CUSTAS NA EXECUÇÃO
RESPONSABILIDADE
EXECUTADO COM APOIO JUDICIÁRIO
REGRA DA PRECIPUICIDADE
Sumário

–Em sede de execução cabe ao executado suportar, na íntegra, o custo da actividade jurisdicional, pelo que sobre ele impende a responsabilidade pelo pagamento das custas, incluindo os honorários e despesas devidas ao agente de execução.

–Beneficiando o executado de apoio judiciário o custo da actividade jurisdicional não pode ser repercutido na sua esfera jurídica, constituindo uma responsabilidade do Estado, cabendo-lhe suportar os valores que foram satisfeitos pelo exequente, reembolsando-o nos mesmos e exactos termos do reembolso de taxas de justiça previstos no art. 26/6 RCP.

Texto Integral

Acordam na 8ª secção do Tribunal da Relação de Lisboa


A intentou acção executiva (execução de sentença) contra B e C, tendo sido requerida a penhora do quinhão hereditário de que o executado é titular na herança de Maria ........   .

Aos executados foi concedido apoio judiciário (decisão da Segurança Social) em 20/1/21 – na modalidade de dispensa de taxa de justiça e demais encargos com o processo, bem como a atribuição do Agente de Execução (AE) – fls. 4 e 5.

Os executados, antes da venda, procederam à liquidação da quantia em dívida, com vista à extinção da execução.

Em 23/9/21, a Sra.
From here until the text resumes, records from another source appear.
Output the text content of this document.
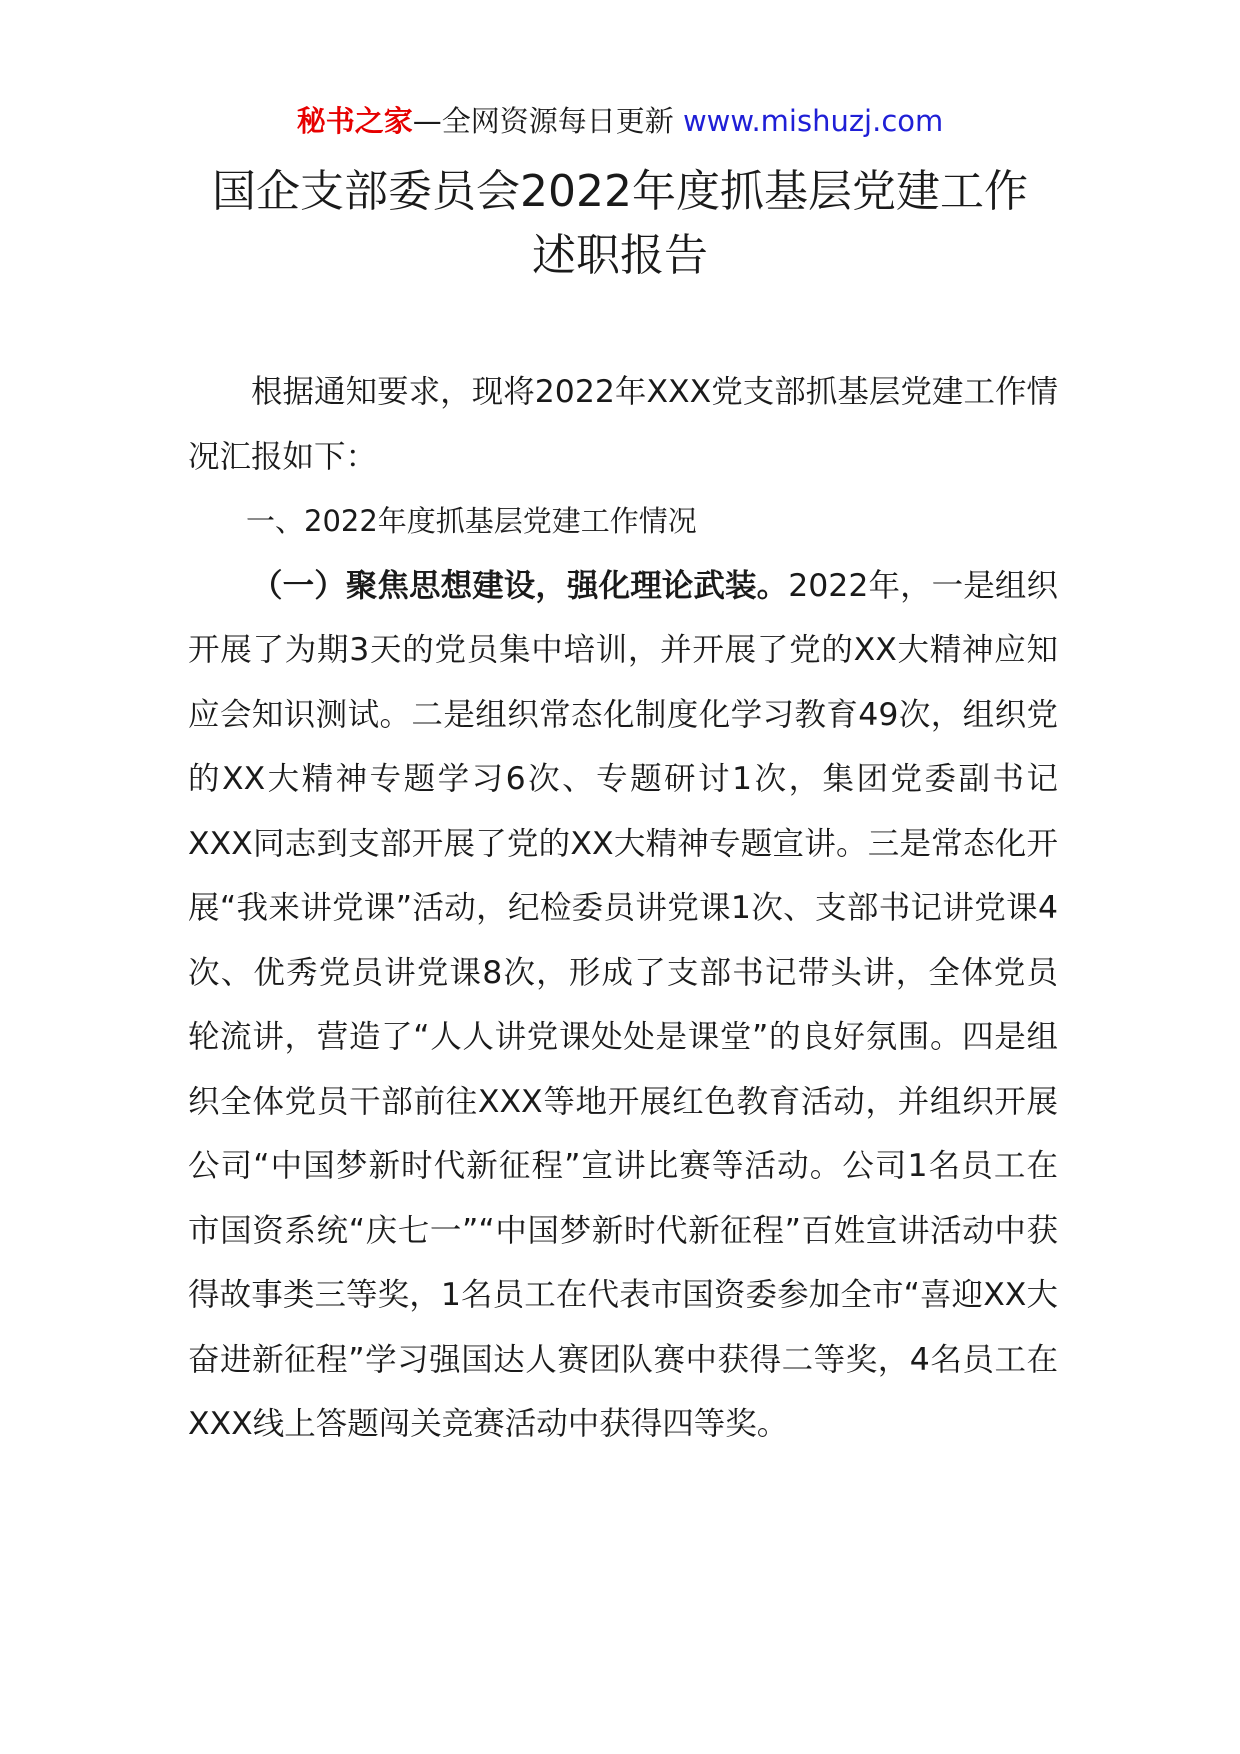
秘书之家—全网资源每日更新 www.mishuzj.com
国企支部委员会2022年度抓基层党建工作
述职报告

根据通知要求，现将2022年XXX党支部抓基层党建工作情况汇报如下：

一、2022年度抓基层党建工作情况

（一）聚焦思想建设，强化理论武装。2022年，一是组织开展了为期3天的党员集中培训，并开展了党的XX大精神应知应会知识测试。二是组织常态化制度化学习教育49次，组织党的XX大精神专题学习6次、专题研讨1次，集团党委副书记XXX同志到支部开展了党的XX大精神专题宣讲。三是常态化开展“我来讲党课”活动，纪检委员讲党课1次、支部书记讲党课4次、优秀党员讲党课8次，形成了支部书记带头讲，全体党员轮流讲，营造了“人人讲党课处处是课堂”的良好氛围。四是组织全体党员干部前往XXX等地开展红色教育活动，并组织开展公司“中国梦新时代新征程”宣讲比赛等活动。公司1名员工在市国资系统“庆七一”“中国梦新时代新征程”百姓宣讲活动中获得故事类三等奖，1名员工在代表市国资委参加全市“喜迎XX大奋进新征程”学习强国达人赛团队赛中获得二等奖，4名员工在XXX线上答题闯关竞赛活动中获得四等奖。
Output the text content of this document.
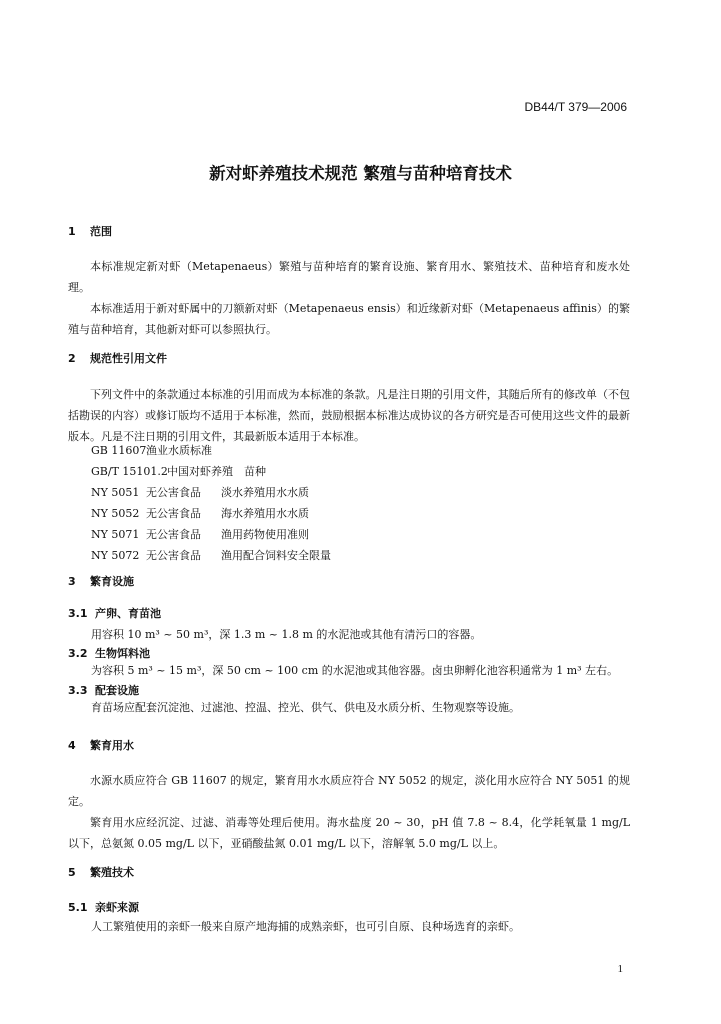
DB44/T 379—2006
新对虾养殖技术规范 繁殖与苗种培育技术
1 范围

本标准规定新对虾（Metapenaeus）繁殖与苗种培育的繁育设施、繁育用水、繁殖技术、苗种培育和废水处理。

本标准适用于新对虾属中的刀额新对虾（Metapenaeus ensis）和近缘新对虾（Metapenaeus affinis）的繁殖与苗种培育，其他新对虾可以参照执行。

2 规范性引用文件

下列文件中的条款通过本标准的引用而成为本标准的条款。凡是注日期的引用文件，其随后所有的修改单（不包括勘误的内容）或修订版均不适用于本标准，然而，鼓励根据本标准达成协议的各方研究是否可使用这些文件的最新版本。凡是不注日期的引用文件，其最新版本适用于本标准。

GB 11607渔业水质标准
GB/T 15101.2中国对虾养殖　苗种
NY 5051 无公害食品 淡水养殖用水水质
NY 5052 无公害食品 海水养殖用水水质
NY 5071 无公害食品 渔用药物使用准则
NY 5072 无公害食品 渔用配合饲料安全限量
3 繁育设施
3.1 产卵、育苗池
用容积 10 m³ ~ 50 m³，深 1.3 m ~ 1.8 m 的水泥池或其他有清污口的容器。
3.2 生物饵料池
为容积 5 m³ ~ 15 m³，深 50 cm ~ 100 cm 的水泥池或其他容器。卤虫卵孵化池容积通常为 1 m³ 左右。
3.3 配套设施
育苗场应配套沉淀池、过滤池、控温、控光、供气、供电及水质分析、生物观察等设施。
4 繁育用水

水源水质应符合 GB 11607 的规定，繁育用水水质应符合 NY 5052 的规定，淡化用水应符合 NY 5051 的规定。

繁育用水应经沉淀、过滤、消毒等处理后使用。海水盐度 20 ~ 30，pH 值 7.8 ~ 8.4，化学耗氧量 1 mg/L 以下，总氨氮 0.05 mg/L 以下，亚硝酸盐氮 0.01 mg/L 以下，溶解氧 5.0 mg/L 以上。

5 繁殖技术
5.1 亲虾来源
人工繁殖使用的亲虾一般来自原产地海捕的成熟亲虾，也可引自原、良种场选育的亲虾。
1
Agente de Execução (AE) emitiu nota de liquidação constando a cargo dos executados, no que às custas de parte concerne, o valor de € 1.299,82, ex vi art. 541 CPC - fls. 6.

Em 4/10/21, os executados reclamaram da nota de honorários e despesas apresentadas pela AE, sustentando que, beneficiando do apoio judiciário, não são responsáveis pelo pagamento das custas de parte, recaindo tal responsabilidade sobre o exequente que, se assim o entender, pode solicitar o respectivo reembolso ao IGFEJ, concluindo pela procedência da reclamação e, consequentemente, pela rectificação da nota de honorários – fls. 12 e sgs.

Na resposta, o exequente pugnou pelo não acolhimento da pretensão dos executados, já que a regra do pagamento dos honorários ao AE é a sua precipuidade (dos honorários) face à regra do art. 541 CPC.

Não obstante, caso não seja este o entendimento do tribunal, uma vez que não se chegou à fase da venda e os executados beneficiam do apoio judiciário, deverá a AE elaborar nova onde discrimine os honorários e provisões pagas pelo exequente e a pagar para que este solicite o reembolso junto do IGFEJ – fls. 17 e sgs.

A reclamação foi indeferida por despacho, de 25/10/21, com fundamento no facto dos executados terem solicitado o pagamento voluntário da quantia exequenda a fim de evitarem a venda (decidida pela AE), pelo que os honorários do AE devem ser pagos em consonância com o preceituado no art. 541 CPC - fls. 20 e sgs.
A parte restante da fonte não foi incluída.